Il programma è iniziato grazie alle collaborazioni di Friend of the sea, Storione Ticino, FIPSAS, Regione Veneto, Regione Lombardia e l’Unione Europea.
Lo storione è un pesce esistente da oltre 200 milioni di anni ed è impiegato per la produzione di caviale, di cui l’Italia è il terzo esportatore al mondo. Delle tre specie che hanno popolato le acque italiane resta solamente lo storione cobice (o dell’Adriatico). Negli ultimi decenni, lo storione è quindi diventata una specie a rischio estinzione, da circa venti anni associazioni autorizzate e certificate si preoccupano di studiare e applicare metodi che permettano la tutela e il ripopolamento della specie.

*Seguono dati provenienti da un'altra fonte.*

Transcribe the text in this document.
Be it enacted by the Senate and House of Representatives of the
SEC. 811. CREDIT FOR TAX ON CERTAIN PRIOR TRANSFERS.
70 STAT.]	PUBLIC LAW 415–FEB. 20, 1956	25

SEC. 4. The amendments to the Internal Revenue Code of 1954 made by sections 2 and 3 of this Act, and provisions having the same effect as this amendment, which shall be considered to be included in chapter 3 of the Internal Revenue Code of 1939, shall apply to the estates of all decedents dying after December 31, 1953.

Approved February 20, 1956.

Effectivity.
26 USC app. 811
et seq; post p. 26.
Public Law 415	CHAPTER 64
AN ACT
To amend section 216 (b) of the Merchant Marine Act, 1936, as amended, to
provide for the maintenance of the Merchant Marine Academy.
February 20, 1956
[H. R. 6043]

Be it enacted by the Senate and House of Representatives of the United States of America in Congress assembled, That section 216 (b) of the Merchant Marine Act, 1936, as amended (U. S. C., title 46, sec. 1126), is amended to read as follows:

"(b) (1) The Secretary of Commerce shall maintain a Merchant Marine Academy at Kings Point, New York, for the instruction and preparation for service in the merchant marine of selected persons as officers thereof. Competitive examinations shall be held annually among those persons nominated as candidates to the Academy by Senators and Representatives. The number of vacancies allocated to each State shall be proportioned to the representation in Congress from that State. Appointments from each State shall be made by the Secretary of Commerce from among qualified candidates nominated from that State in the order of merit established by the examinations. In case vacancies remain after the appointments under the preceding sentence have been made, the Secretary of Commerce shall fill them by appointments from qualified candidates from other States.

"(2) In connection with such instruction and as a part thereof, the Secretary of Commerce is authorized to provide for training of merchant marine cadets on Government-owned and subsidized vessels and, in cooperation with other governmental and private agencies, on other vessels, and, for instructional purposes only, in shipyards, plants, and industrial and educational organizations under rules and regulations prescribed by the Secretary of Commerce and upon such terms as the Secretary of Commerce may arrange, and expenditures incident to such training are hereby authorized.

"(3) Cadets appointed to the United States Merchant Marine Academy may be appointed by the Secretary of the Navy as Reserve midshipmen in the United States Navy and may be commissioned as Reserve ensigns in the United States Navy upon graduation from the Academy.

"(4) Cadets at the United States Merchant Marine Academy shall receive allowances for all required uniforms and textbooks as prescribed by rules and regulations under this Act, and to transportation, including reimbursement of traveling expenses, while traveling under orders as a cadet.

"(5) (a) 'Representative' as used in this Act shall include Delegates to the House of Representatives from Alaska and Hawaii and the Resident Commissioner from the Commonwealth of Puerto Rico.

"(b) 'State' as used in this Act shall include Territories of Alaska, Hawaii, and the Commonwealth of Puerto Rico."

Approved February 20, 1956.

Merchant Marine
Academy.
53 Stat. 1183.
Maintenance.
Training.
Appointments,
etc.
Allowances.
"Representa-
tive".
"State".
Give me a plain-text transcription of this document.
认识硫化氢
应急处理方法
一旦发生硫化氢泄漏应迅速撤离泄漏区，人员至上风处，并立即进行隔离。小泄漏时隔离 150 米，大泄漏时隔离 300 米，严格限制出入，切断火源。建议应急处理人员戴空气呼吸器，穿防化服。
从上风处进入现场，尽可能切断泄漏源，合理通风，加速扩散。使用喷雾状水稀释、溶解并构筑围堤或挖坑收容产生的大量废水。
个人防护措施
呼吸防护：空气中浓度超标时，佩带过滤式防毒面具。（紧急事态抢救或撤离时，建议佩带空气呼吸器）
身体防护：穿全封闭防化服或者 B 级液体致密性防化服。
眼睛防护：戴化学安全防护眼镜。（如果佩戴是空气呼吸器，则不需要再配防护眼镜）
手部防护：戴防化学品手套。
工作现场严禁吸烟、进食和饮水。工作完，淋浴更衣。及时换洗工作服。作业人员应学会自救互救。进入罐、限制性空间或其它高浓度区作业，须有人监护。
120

Tre le principali cause che hanno messo in pericolo la specie: la pesca eccessiva e illegale data dal prestigio dello storione, l’inquinamento industriale e infine la costruzione di dighe che impediscono ai pesci di risalire nel fiume.
A tenere l’incontro sono stati Sergio Giovannini, amministratore delegato di Storione Ticino, società agricola che si occupa di allevamento di storioni e unico fornitore di Italian caviar s.r.l. per il brand Ars Italica Caviar. Negli anni Settanta, l’associazione Storione Ticino ha avviato la prima riproduzione artificiale di storione. Fondamentale la presenza e la testimonianza di Paolo Bray, fondatore e direttore di Friend of the Sea, organizzazione non governativa per la tutela degli oceani e delle specie acquatiche, è anche la principale certificazione di prodotti da pesca e acquacoltura sostenibile.
Leonardo Congiu, professore associato dell’università di Padova e membro del World sturgeon conservation society, ha ricordato l’importanza della conservazione della specie e della sua diversità genetica.
Bruno Dotto ha rappresentato la federazione italiana pesca sportiva e attività subacquee FIPSAS. FIPSAS ha rilasciato 15000 esemplari di storione dotati di microchip, potenziali riproduttori ottenuti con tecniche di riproduzione studiate e controllate dall’azienda Storione Ticino.
L’obiettivo è quello di sensibilizzare operatori e cittadini verso un utilizzo responsabile delle risorse. Il progetto di ripopolamento dello storione ha ottenuto negli anni buoni risultati: le segnalazioni da parte dei pescatori di individui non microchippati, e quindi riprodotti naturalmente, ne sono la prova.